Frecuentaba entonces la iglesia de la Coronación, con su baja y fina torre de campanario pequeña y amarilla, hoy remodelada sin gusto con la misma tendencia basada en enormes planchas de concreto, solemnes, modernistas y chafas, emblemáticas de la nueva iglesia de La Villa. La masiva y gigantesca mole de la iglesia conocida como La Sabatina, en Tacubaya, también asedió la infancia escorpiónica con su aire intimidatorio y ominoso. Gustaba mucho más de iglesias como Santa Rosa de Lima y San José de la Montaña, en la colonia Condesa, templos de reluciente y pulida cantera rosada bien cuidada hasta hoy, con sus campanarios barrocos. Entre las iglesias del rumbo destaca la conocida como La Sagrada Familia, única de estilo gótico, esbelta y elegante, ubicada en la esquina de las calles de Orizaba y Puebla.

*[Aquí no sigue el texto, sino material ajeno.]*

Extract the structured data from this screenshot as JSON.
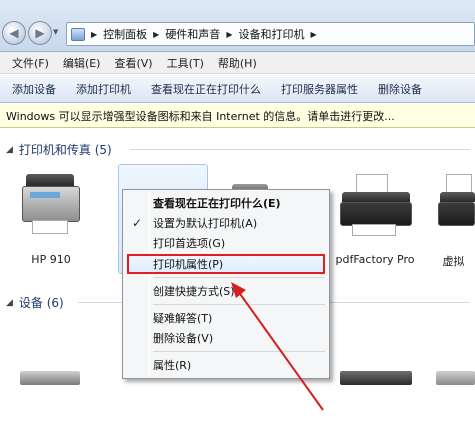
{
  "address_bar": {
    "breadcrumb": [
      "控制面板",
      "硬件和声音",
      "设备和打印机"
    ]
  },
  "menu_bar": [
    "文件(F)",
    "编辑(E)",
    "查看(V)",
    "工具(T)",
    "帮助(H)"
  ],
  "command_bar": [
    "添加设备",
    "添加打印机",
    "查看现在正在打印什么",
    "打印服务器属性",
    "删除设备"
  ],
  "info_bar": "Windows 可以显示增强型设备图标和来自 Internet 的信息。请单击进行更改...",
  "groups": {
    "printers": "打印机和传真 (5)",
    "devices": "设备 (6)"
  },
  "printers": [
    {
      "label": "HP 910"
    },
    {
      "label": ""
    },
    {
      "label": ""
    },
    {
      "label": "pdfFactory Pro"
    },
    {
      "label": "虚拟"
    }
  ],
  "context_menu": [
    {
      "label": "查看现在正在打印什么(E)",
      "bold": true
    },
    {
      "label": "设置为默认打印机(A)",
      "checked": true
    },
    {
      "label": "打印首选项(G)"
    },
    {
      "label": "打印机属性(P)",
      "highlighted": true
    },
    {
      "separator": true
    },
    {
      "label": "创建快捷方式(S)"
    },
    {
      "separator": true
    },
    {
      "label": "疑难解答(T)"
    },
    {
      "label": "删除设备(V)"
    },
    {
      "separator": true
    },
    {
      "label": "属性(R)"
    }
  ],
  "annotation_color": "#d41f1f"
}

De estas infantiles experiencias digamos místicas, el escorpión derivó en parte su gusto por el sonido de las palabras, por la poesía y la literatura, su indeclinable afición al canto y la música, además del curioso gusto de esteta profano por la arquitectura y las atmósferas cargadas de los templos religiosos. De otras concepciones católicas como la culpa, el pecado y lo prohibido, consideradas sus más provocadoras invenciones por el placer acrecentado de vencerlas y transgredirlas, derivó el alacrán otras inclinaciones sólo memorables en algún otro trance de evocativo misticismo hard core.